Recovery days are not just for sitting on the couch; they are for recovery miles. Recovery miles should be run at a slow enough pace that your heart rate does not go above 80% of your maximum heart rate (generally maximum heart rate is 220-age). However, your speed should be fast enough that your gait does not change substantially. Easy runs should be no more than 60 minutes. At that point, the consistent pace is going to do more harm than good. These miles train your bones, joints and ligaments to be comfortable with the pressures that distance running places on them. When you combine your warm up, cool down and rest intervals from hard days plus recovery day miles, they should, at least, add up to more than your total hard miles.

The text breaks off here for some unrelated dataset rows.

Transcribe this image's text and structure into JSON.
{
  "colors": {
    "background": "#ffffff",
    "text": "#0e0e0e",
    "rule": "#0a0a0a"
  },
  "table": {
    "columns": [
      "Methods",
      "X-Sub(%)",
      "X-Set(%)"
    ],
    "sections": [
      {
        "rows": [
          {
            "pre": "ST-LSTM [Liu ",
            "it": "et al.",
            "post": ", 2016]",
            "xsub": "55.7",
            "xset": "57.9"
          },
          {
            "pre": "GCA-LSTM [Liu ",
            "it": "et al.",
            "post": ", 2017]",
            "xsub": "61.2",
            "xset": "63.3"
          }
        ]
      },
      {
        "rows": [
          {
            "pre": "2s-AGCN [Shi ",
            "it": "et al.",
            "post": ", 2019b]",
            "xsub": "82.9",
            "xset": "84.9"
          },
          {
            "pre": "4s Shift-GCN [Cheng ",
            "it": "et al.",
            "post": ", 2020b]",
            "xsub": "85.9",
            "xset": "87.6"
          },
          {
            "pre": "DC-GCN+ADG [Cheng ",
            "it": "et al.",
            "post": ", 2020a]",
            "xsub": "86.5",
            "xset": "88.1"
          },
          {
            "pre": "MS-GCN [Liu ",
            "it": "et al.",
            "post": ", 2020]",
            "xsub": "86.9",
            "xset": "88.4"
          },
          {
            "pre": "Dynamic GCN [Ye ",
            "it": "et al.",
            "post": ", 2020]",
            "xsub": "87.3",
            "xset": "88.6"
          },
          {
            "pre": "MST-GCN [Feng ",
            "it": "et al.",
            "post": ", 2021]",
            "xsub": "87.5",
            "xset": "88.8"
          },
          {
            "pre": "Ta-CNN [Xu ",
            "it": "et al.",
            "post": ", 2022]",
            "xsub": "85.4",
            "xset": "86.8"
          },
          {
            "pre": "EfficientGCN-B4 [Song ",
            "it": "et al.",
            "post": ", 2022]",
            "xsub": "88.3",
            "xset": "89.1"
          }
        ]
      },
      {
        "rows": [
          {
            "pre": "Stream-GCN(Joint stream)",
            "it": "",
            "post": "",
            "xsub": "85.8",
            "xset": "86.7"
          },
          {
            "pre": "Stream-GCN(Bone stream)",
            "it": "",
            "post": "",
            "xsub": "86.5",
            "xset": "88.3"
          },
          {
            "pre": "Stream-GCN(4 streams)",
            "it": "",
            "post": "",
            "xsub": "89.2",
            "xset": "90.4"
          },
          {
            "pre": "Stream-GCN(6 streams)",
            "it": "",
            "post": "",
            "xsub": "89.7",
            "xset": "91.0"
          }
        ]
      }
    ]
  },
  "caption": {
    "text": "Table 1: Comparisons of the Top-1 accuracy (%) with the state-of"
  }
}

All of this also applies to exercises of mental toughness, including your home & work life. If you’re exhausted from a long hard day at work, you can still find the energy to go out for your workout. If you do this day after day, without some break for something enjoyable, then that’s a recipe for burnout. As much as we train to work through physical pain using mental toughness, your mind is a muscle as well. Each time you tax it to overcome a challenge, it needs time and energy to recover. Mental burnout is just a precursor to physical burnout. So don’t forget to take care of your happiness along your training journey.
Subtip:
The OCR community is still small, and many people have difficulty finding fellow OCR enthusiasts in their local communities. Novices and people considering their first event are looking at who does these things. They’re looking to be inspired and motivated. We all know how one event can be the start of a new way of life. As veterans, we should think about how to support and encourage everyone in the sport. If each one of us aims to do that for at least one other person, then our sport can and will continue to grow, and we will have more than enough quality events put on by quality companies than we know what to do with.
Medical/Legal Disclaimer: The advice in this article is based on experience and opinion and may not apply to your specific situation. You are responsible for your health care decisions. Wesley Kerr (Dr. Redtights) is a medical student and a research doctor (Ph.D.) and is not yet a medical doctor. If you are concerned about a specific situation, please follow the advice of a medical professional familiar with your health and your specific case.